The integral $$\int_{\frac{\pi}{4}}^{\frac{3\pi}{4}} \frac{dx}{1 + \cos x}$$ is equal to

We have to evaluate the definite integral

$$\int_{\frac{\pi}{4}}^{\frac{3\pi}{4}} \frac{dx}{1+\cos x}\;.$$

First, we recall the half-angle identity for cosine:

$$1+\cos x = 2\cos^2\frac{x}{2}\,.$$

Substituting this expression in the denominator, the integrand becomes

$$\frac{1}{1+\cos x} \;=\; \frac{1}{2\cos^2\frac{x}{2}} \;=\; \frac{1}{2}\sec^2\frac{x}{2}\,.$$

Hence the integral can be rewritten as

$$\int_{\frac{\pi}{4}}^{\frac{3\pi}{4}} \frac{dx}{1+\cos x} \;=\; \int_{\frac{\pi}{4}}^{\frac{3\pi}{4}} \frac{1}{2}\sec^2\frac{x}{2}\,dx\,.$$

We bring the constant $$\dfrac12$$ outside:

$$=\; \frac12 \int_{\frac{\pi}{4}}^{\frac{3\pi}{4}} \sec^2\frac{x}{2}\,dx\,.$$

Now we notice that the derivative of $$\tan\frac{x}{2}$$ is $$\dfrac12\sec^2\frac{x}{2}$$, i.e.

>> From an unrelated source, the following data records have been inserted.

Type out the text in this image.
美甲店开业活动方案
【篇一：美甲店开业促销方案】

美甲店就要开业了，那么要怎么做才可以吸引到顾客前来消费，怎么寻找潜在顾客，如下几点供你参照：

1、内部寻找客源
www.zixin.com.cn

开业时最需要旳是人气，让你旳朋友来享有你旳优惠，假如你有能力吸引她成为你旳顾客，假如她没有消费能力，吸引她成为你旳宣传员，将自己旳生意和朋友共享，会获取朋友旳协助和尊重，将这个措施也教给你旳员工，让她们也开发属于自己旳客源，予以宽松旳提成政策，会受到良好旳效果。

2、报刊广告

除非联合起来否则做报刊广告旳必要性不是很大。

$$\frac{d}{dx}\left(\tan\frac{x}{2}\right) = \frac12\sec^2\frac{x}{2}\,.$$

Therefore

$$\sec^2\frac{x}{2}\,dx = 2\,d\!\left(\tan\frac{x}{2}\right).$$

Substituting this differential in the integral gives

$$\frac12 \int_{\frac{\pi}{4}}^{\frac{3\pi}{4}} \sec^2\frac{x}{2}\,dx \;=\; \frac12 \int_{\frac{\pi}{4}}^{\frac{3\pi}{4}} 2\, d\!\left(\tan\frac{x}{2}\right) \;=\; \int_{\frac{\pi}{4}}^{\frac{3\pi}{4}} d\!\left(\tan\frac{x}{2}\right)\,.$$

This integral of a total differential is simply the difference of the antiderivative at the limits:

$$= \tan\frac{x}{2}\Bigg|_{x=\frac{\pi}{4}}^{x=\frac{3\pi}{4}} \;=\; \tan\left(\frac{3\pi}{8}\right) - \tan\left(\frac{\pi}{8}\right).$$

To proceed, we evaluate the two tangent values. A well-known exact result for the half-angle of $$45^\circ$$ states

$$\tan\frac{\pi}{8} = \sqrt2 - 1\;,\qquad \tan\frac{3\pi}{8} = \sqrt2 + 1.$$

Substituting these values, we get

$$\tan\frac{3\pi}{8} - \tan\frac{\pi}{8} = \left(\sqrt2 + 1\right) - \left(\sqrt2 - 1\right) = \sqrt2 + 1 - \sqrt2 + 1 = 2.$$

Thus the definite integral evaluates to

$$\int_{\frac{\pi}{4}}^{\frac{3\pi}{4}} \frac{dx}{1 + \cos x} = 2.$$

Hence, the correct answer is Option B.